Ülkemizde hızlı ve plansız şehirleşmenin getirdiği çok ciddi ve bir türlü çözülemeyen yapısal sorunların var olduğunu dile getiren Son, “Güvenli ve çevreye duyarlı sürdürülebilir yapıların oluşturulması, geçmişten gelen çarpık kentleşme sorununun çözülmesi, gecekonduların ve sosyal donatılardan yoksun yaşam alanlarının yeniden tasarlanması, kentlerin kültürümüze ve mimarimize uygun çağdaş yapılara kavuşması gerekiyor” diye konuştu. Türkiye’de özellikle büyükşehirlerde çarpık yapılaşmanın yoğun olduğunu hatırlatan Son, bu nedenle şehir planlamasının bütüncül ve sistematik bir anlayışla ele alınması gerektiğini belirtirken, gelecek nesillere kaliteli yaşam imkânı tanımak ve olası felaketlerde kayıpları en aza indirgemek için kentsel dönüşümün şart olduğunu söyledi. Blok bazında kentsel dönüşümün mümkün olmadığını vurgulayan Son, ‘’Bütüncül planlama çözümün ana unsuru, ancak burada da yatırımcı ve halkın baş başa kalmaması gerekiyor.

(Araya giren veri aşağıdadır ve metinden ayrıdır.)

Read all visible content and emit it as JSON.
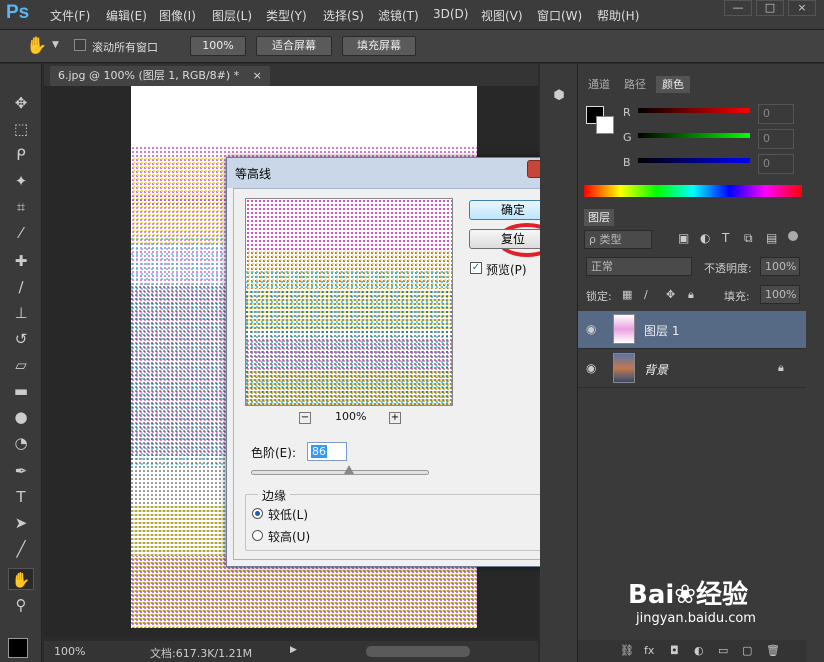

Bu durum hem süreci uzatıyor hem de talepleri ölçüsüzleştirerek dönüşümü engelliyor’’ diye konuştu. 


Şehircilik anlayışına sahip projeler yaygınlaşmalı

 

Kentsel dönüşümün deprem gerçeği ile yaşayan Türkiye için adeta milli bir dava olması gerektiğini söyleyen Tamer Son, ‘’Dönüşümle birlikte Deprem Yönetmeliği’ne uygun olarak, kaliteli malzemeler ve en son inşaat teknolojileri ile inşa edilmiş binaların sayısı hızla artacak. Bu noktada tüketicilerin de hem konut seçerken gerekli sorgulamaları yapmaları hem de binalarını yeniletme sürecinde mühendislik ve mimarlık hizmetlerine gereken hassasiyeti gösteren güvenilir firmaları tercih etmeleri çok önemli. Zemin etüdünden projelendirmeye, malzeme kalitesinden yapım faaliyetine kadar bina üretim sürecinin her aşamasında alınacak mühendislik hizmetinin yapıların güvenli ve sürdürülebilir olmasının en önemli teminatı olduğunu unutmamak gerekiyor. Bireysel yatırımcıların rakam odaklı olmak yerine yapımcı firmaların yetkinliği ve gücüne odaklanmaları çok önemli” diye konuştu.

 

Kentsel dönüşümü fırsat yarışına çevirmeye çalışmak yerine çözümcül bir yaklaşımla ilerlenmesinin daha faydalı olacağını dile getiren Son, “Bu süreçte konut odaklı projeler yerine, şehircilik anlayışına sahip yaşam odaklı projeler yaygınlaşmalı. İçinde yaşamaktan keyif alınabilecek, hayatı kolaylaştıran, bireylere bir değer sunan, en ince detayına kadar bütüncül bir yaklaşımla planlanmış, kentin kimliğine ve ihtiyaçlarına uygun, kaliteli projelerin sayısı arttıkça kentlerimiz çok daha yaşanabilir ve gelecek nesillere gönül rahatlığıyla emanet edebileceğimiz yaşam alanları olacak. Kentsel dönüşüm ülkemiz ve insanımız için çok iyi bir fırsat. Siyasi otoritenin de bu fırsatı değerlendirmesi ve çözüm sürecinde etkin bir şekilde rol alması gerekli’’ dedi.